The hard start humbles me instantaneously, as I flail around for a minute having literally no idea where to begin. The moves are there, but it’s funky – atypical holds, the lines aren’t clear, the balance is unusual. To my credit, they chose a 5.9 plus for my first route in 10 years. “Sucking it up” is now becoming a part of my day. I don’t give up!  I work it out!

So, there I was on the rock, and no joke – about three moves in there’s an overhang.  I look down at my friends and I’m like, “Really?” But something happens to you when you climb – I don’t know, maybe it’s just me – but, it becomes deeper than a passion and I’m determined. I go into this zone of alternate reality where I tell myself intuitively that at all costs – I will get up that rock!

The humor of all this head stuff is that it’s all your own demons and drama – my friends are at the bottom enjoying the day, having snacks, and probably wondering how long they’re going to have me on belay.

So I’m muscling it up, doing everything that I know absolutely not to do – climbing with my hands, not working my feet, and I’m freakin’ exhausted! I’m thanking God and my personal trainer that I have the strength to continue, but I’m sore and I’m totally pumped! Every muscle in my body hurts, and I realize – I’m only half way. I look at the top and I make a choice – I will do whatever it takes to reach the summit, and I am NOT going down.

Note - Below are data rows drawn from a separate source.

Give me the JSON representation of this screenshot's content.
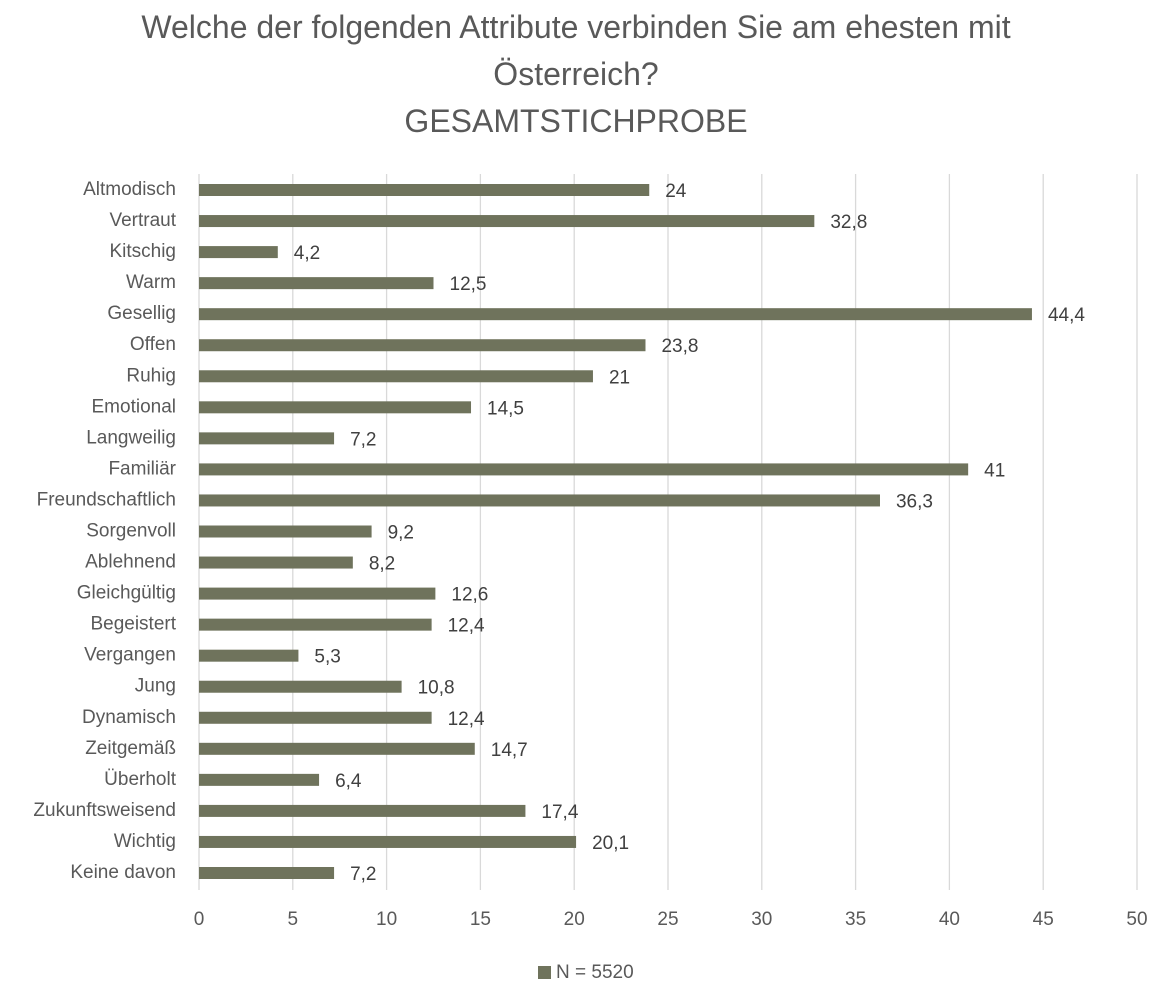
{
  "chart_data": {
    "type": "barh",
    "title": "Welche der folgenden Attribute verbinden Sie am ehesten mit Österreich?",
    "subtitle": "GESAMTSTICHPROBE",
    "categories": [
      "Altmodisch",
      "Vertraut",
      "Kitschig",
      "Warm",
      "Gesellig",
      "Offen",
      "Ruhig",
      "Emotional",
      "Langweilig",
      "Familiär",
      "Freundschaftlich",
      "Sorgenvoll",
      "Ablehnend",
      "Gleichgültig",
      "Begeistert",
      "Vergangen",
      "Jung",
      "Dynamisch",
      "Zeitgemäß",
      "Überholt",
      "Zukunftsweisend",
      "Wichtig",
      "Keine davon"
    ],
    "series": [
      {
        "name": "N = 5520",
        "color": "#6f735c",
        "values": [
          24,
          32.8,
          4.2,
          12.5,
          44.4,
          23.8,
          21,
          14.5,
          7.2,
          41,
          36.3,
          9.2,
          8.2,
          12.6,
          12.4,
          5.3,
          10.8,
          12.4,
          14.7,
          6.4,
          17.4,
          20.1,
          7.2
        ],
        "value_labels": [
          "24",
          "32,8",
          "4,2",
          "12,5",
          "44,4",
          "23,8",
          "21",
          "14,5",
          "7,2",
          "41",
          "36,3",
          "9,2",
          "8,2",
          "12,6",
          "12,4",
          "5,3",
          "10,8",
          "12,4",
          "14,7",
          "6,4",
          "17,4",
          "20,1",
          "7,2"
        ]
      }
    ],
    "xlim": [
      0,
      50
    ],
    "xticks": [
      0,
      5,
      10,
      15,
      20,
      25,
      30,
      35,
      40,
      45,
      50
    ],
    "grid": true,
    "legend": "bottom"
  }
}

As if my body recognizes my temporary insanity, suddenly it remembers everything I’d forgotten – trust your feet – balance – focus! Before I know it, I am sliding my feet up, and climbing well – I’m using hand jams, I’m balancing on minute footholds. Suddenly, I realize I made it! I’m, like, there! I’m at the top! I was freakin’ psyched!!

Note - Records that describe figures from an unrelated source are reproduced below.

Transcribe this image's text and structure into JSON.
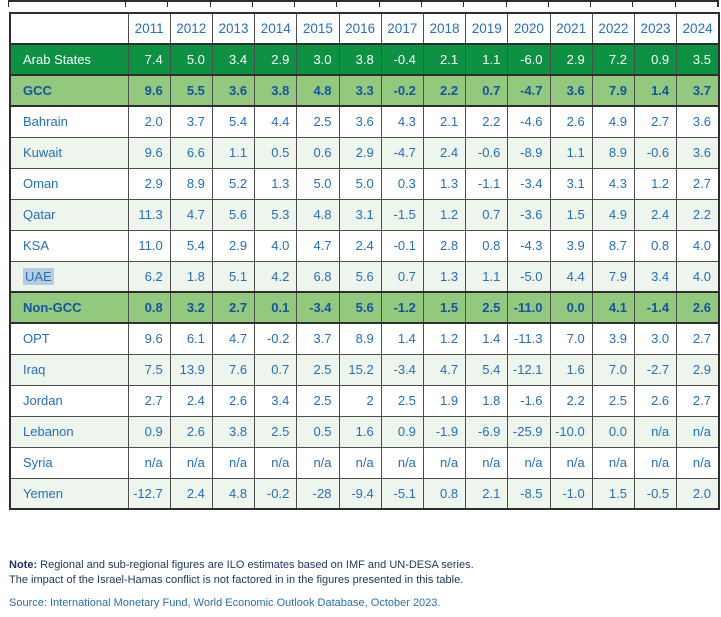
{
  "colors": {
    "region_green": "#0d9143",
    "group_green": "#92c97c",
    "stripe_green": "#edf5ed",
    "year_blue": "#2272c3",
    "value_blue": "#2270be",
    "group_blue": "#1353a8",
    "note_navy": "#1f3864",
    "source_blue": "#2a6fb0",
    "border_dark": "#2e2e2e",
    "border_light": "#4d4d4d",
    "selection_blue": "#b6cde0"
  },
  "chart_data": {
    "type": "table",
    "title": "",
    "corner_label": "",
    "categories": [
      "2011",
      "2012",
      "2013",
      "2014",
      "2015",
      "2016",
      "2017",
      "2018",
      "2019",
      "2020",
      "2021",
      "2022",
      "2023",
      "2024"
    ],
    "series": [
      {
        "name": "Arab States",
        "row_style": "region",
        "striped": false,
        "values": [
          "7.4",
          "5.0",
          "3.4",
          "2.9",
          "3.0",
          "3.8",
          "-0.4",
          "2.1",
          "1.1",
          "-6.0",
          "2.9",
          "7.2",
          "0.9",
          "3.5"
        ]
      },
      {
        "name": "GCC",
        "row_style": "group",
        "striped": false,
        "values": [
          "9.6",
          "5.5",
          "3.6",
          "3.8",
          "4.8",
          "3.3",
          "-0.2",
          "2.2",
          "0.7",
          "-4.7",
          "3.6",
          "7.9",
          "1.4",
          "3.7"
        ]
      },
      {
        "name": "Bahrain",
        "row_style": "country",
        "striped": false,
        "values": [
          "2.0",
          "3.7",
          "5.4",
          "4.4",
          "2.5",
          "3.6",
          "4.3",
          "2.1",
          "2.2",
          "-4.6",
          "2.6",
          "4.9",
          "2.7",
          "3.6"
        ]
      },
      {
        "name": "Kuwait",
        "row_style": "country",
        "striped": true,
        "values": [
          "9.6",
          "6.6",
          "1.1",
          "0.5",
          "0.6",
          "2.9",
          "-4.7",
          "2.4",
          "-0.6",
          "-8.9",
          "1.1",
          "8.9",
          "-0.6",
          "3.6"
        ]
      },
      {
        "name": "Oman",
        "row_style": "country",
        "striped": false,
        "values": [
          "2.9",
          "8.9",
          "5.2",
          "1.3",
          "5.0",
          "5.0",
          "0.3",
          "1.3",
          "-1.1",
          "-3.4",
          "3.1",
          "4.3",
          "1.2",
          "2.7"
        ]
      },
      {
        "name": "Qatar",
        "row_style": "country",
        "striped": true,
        "values": [
          "11.3",
          "4.7",
          "5.6",
          "5.3",
          "4.8",
          "3.1",
          "-1.5",
          "1.2",
          "0.7",
          "-3.6",
          "1.5",
          "4.9",
          "2.4",
          "2.2"
        ]
      },
      {
        "name": "KSA",
        "row_style": "country",
        "striped": false,
        "values": [
          "11.0",
          "5.4",
          "2.9",
          "4.0",
          "4.7",
          "2.4",
          "-0.1",
          "2.8",
          "0.8",
          "-4.3",
          "3.9",
          "8.7",
          "0.8",
          "4.0"
        ]
      },
      {
        "name": "UAE",
        "row_style": "country",
        "striped": true,
        "label_selected": true,
        "values": [
          "6.2",
          "1.8",
          "5.1",
          "4.2",
          "6.8",
          "5.6",
          "0.7",
          "1.3",
          "1.1",
          "-5.0",
          "4.4",
          "7.9",
          "3.4",
          "4.0"
        ]
      },
      {
        "name": "Non-GCC",
        "row_style": "group",
        "striped": false,
        "values": [
          "0.8",
          "3.2",
          "2.7",
          "0.1",
          "-3.4",
          "5.6",
          "-1.2",
          "1.5",
          "2.5",
          "-11.0",
          "0.0",
          "4.1",
          "-1.4",
          "2.6"
        ]
      },
      {
        "name": "OPT",
        "row_style": "country",
        "striped": false,
        "values": [
          "9.6",
          "6.1",
          "4.7",
          "-0.2",
          "3.7",
          "8.9",
          "1.4",
          "1.2",
          "1.4",
          "-11.3",
          "7.0",
          "3.9",
          "3.0",
          "2.7"
        ]
      },
      {
        "name": "Iraq",
        "row_style": "country",
        "striped": true,
        "values": [
          "7.5",
          "13.9",
          "7.6",
          "0.7",
          "2.5",
          "15.2",
          "-3.4",
          "4.7",
          "5.4",
          "-12.1",
          "1.6",
          "7.0",
          "-2.7",
          "2.9"
        ]
      },
      {
        "name": "Jordan",
        "row_style": "country",
        "striped": false,
        "values": [
          "2.7",
          "2.4",
          "2.6",
          "3.4",
          "2.5",
          "2",
          "2.5",
          "1.9",
          "1.8",
          "-1.6",
          "2.2",
          "2.5",
          "2.6",
          "2.7"
        ]
      },
      {
        "name": "Lebanon",
        "row_style": "country",
        "striped": true,
        "values": [
          "0.9",
          "2.6",
          "3.8",
          "2.5",
          "0.5",
          "1.6",
          "0.9",
          "-1.9",
          "-6.9",
          "-25.9",
          "-10.0",
          "0.0",
          "n/a",
          "n/a"
        ]
      },
      {
        "name": "Syria",
        "row_style": "country",
        "striped": false,
        "values": [
          "n/a",
          "n/a",
          "n/a",
          "n/a",
          "n/a",
          "n/a",
          "n/a",
          "n/a",
          "n/a",
          "n/a",
          "n/a",
          "n/a",
          "n/a",
          "n/a"
        ]
      },
      {
        "name": "Yemen",
        "row_style": "country",
        "striped": true,
        "values": [
          "-12.7",
          "2.4",
          "4.8",
          "-0.2",
          "-28",
          "-9.4",
          "-5.1",
          "0.8",
          "2.1",
          "-8.5",
          "-1.0",
          "1.5",
          "-0.5",
          "2.0"
        ]
      }
    ]
  },
  "notes": {
    "note_label": "Note:",
    "note_line1": "Regional and sub-regional figures are ILO estimates based on IMF and UN-DESA series.",
    "note_line2": "The impact of the Israel-Hamas conflict is not factored in in the figures presented in this table.",
    "source": "Source: International Monetary Fund, World Economic Outlook Database, October 2023."
  }
}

The sense of empowerment you get in that moment of a summit gives you such a rush it can give you a whole new perspective on life – either that or it’s loss of blood cells.  But then I remembered why I love to climb so much. It’s about so much more than the physical climb. It’s about who I become when I climb – CONFIDENT, PATIENT, FOCUSED, STRONG, PERSEVERENT, PASSIONATE!
Then I remember, if this is who I am on the rock, this is who I am!

“Suck it up!” “Keep moving forward!” “Climb on!” – Not bad for a Sunday afternoon in the canyon!

Christine Adams is a counselor in Bozeman and in Big Sky, Montana. She enjoys climbing, hiking, mountain biking and generally, enjoying the area!